Petro Poroshenko is certainly not a radical politician and it will certainly be hard for Moscow to demonize him as an "anti-Russian fascist," especially since just about every Russian consumer is familiar with Poroshenko's ''Roshen' chocolate brand. A large portion of his company's revenues come from Russia.

Russia a key for peaceful Ukraine

Getting a dialogue going with Russia will be Poroshenko's biggest task: He will not only have to convince Moscow to cease its support for pro-Russian separatists in Dontesk and Luhansk, but also find a compromise to ensure natural gas deliveries from Russia. Only when this key issue is settled in the coming days and weeks can Poroshenko turn his attention to solving Ukraine's economic and social crisis.

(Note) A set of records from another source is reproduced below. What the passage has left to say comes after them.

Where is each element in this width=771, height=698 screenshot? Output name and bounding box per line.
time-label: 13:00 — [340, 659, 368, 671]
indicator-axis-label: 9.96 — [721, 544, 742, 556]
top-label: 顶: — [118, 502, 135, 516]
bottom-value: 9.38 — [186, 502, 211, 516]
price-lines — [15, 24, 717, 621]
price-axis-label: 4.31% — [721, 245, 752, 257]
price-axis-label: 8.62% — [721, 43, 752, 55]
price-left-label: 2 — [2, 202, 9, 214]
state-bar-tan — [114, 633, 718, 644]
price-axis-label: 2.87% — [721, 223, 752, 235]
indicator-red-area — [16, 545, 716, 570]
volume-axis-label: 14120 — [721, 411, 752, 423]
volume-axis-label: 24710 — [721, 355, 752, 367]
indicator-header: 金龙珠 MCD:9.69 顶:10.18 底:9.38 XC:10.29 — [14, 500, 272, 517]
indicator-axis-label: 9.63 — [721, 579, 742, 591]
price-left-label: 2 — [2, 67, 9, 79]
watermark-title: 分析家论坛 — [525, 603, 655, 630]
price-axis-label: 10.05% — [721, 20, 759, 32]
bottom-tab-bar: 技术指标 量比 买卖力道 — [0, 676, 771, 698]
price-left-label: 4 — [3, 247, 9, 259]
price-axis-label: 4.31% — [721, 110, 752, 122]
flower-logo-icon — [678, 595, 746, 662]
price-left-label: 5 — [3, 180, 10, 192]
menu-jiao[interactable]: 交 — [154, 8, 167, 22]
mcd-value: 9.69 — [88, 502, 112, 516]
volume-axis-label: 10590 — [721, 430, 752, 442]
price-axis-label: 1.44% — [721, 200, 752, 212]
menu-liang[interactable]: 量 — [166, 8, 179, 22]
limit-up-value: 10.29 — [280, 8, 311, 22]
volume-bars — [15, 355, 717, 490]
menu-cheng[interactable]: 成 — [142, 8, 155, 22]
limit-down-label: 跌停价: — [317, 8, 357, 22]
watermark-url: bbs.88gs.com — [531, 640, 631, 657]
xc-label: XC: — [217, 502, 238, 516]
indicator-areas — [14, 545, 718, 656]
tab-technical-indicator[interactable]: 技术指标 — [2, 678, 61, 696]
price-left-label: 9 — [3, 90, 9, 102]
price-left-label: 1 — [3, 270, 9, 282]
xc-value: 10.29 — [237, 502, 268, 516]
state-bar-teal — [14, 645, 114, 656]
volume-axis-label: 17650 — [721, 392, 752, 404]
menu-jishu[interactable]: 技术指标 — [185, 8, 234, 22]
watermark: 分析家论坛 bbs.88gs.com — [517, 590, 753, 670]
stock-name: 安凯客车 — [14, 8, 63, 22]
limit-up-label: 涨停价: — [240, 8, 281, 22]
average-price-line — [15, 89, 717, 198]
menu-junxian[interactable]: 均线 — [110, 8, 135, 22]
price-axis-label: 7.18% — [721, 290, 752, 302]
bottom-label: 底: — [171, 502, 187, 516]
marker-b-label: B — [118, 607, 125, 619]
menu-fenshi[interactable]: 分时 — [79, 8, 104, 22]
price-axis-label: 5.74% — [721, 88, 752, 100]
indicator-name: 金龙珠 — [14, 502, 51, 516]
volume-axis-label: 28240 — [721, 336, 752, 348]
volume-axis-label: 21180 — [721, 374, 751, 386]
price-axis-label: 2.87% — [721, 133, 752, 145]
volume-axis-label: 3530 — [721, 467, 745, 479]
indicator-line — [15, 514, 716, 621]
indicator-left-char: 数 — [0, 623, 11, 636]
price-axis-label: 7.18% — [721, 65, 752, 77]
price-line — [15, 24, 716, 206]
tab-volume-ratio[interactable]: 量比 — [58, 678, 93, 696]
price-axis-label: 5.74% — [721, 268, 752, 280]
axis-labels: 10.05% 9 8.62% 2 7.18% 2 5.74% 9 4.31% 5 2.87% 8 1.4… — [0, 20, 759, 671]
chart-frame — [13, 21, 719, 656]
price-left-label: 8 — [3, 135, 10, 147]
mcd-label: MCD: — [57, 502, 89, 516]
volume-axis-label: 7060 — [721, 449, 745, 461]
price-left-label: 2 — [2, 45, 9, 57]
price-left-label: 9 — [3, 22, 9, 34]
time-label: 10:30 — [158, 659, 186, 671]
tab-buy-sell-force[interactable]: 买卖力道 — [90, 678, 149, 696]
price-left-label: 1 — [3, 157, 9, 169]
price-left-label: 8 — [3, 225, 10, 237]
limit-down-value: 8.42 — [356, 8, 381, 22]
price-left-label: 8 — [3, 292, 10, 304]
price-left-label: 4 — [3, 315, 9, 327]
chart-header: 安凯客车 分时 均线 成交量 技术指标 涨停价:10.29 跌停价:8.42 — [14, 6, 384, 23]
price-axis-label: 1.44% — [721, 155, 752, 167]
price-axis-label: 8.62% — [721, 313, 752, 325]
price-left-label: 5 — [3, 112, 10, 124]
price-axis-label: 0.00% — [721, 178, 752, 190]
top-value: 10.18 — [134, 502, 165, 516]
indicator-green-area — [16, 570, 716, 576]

A lot depends on Moscow's reaction. Russian President Vladimir Putin should not only respect the outcome of the Ukrainian election, as he has already said he would, but recognize the winner Poroshenko and start official talks with the new Ukrainian leadership.

With the election of Poroshenko, Ukrainians have clearly demonstrated that after weeks of chaos and upheaval they are united as a nation, but at the same time do not want radical solutions.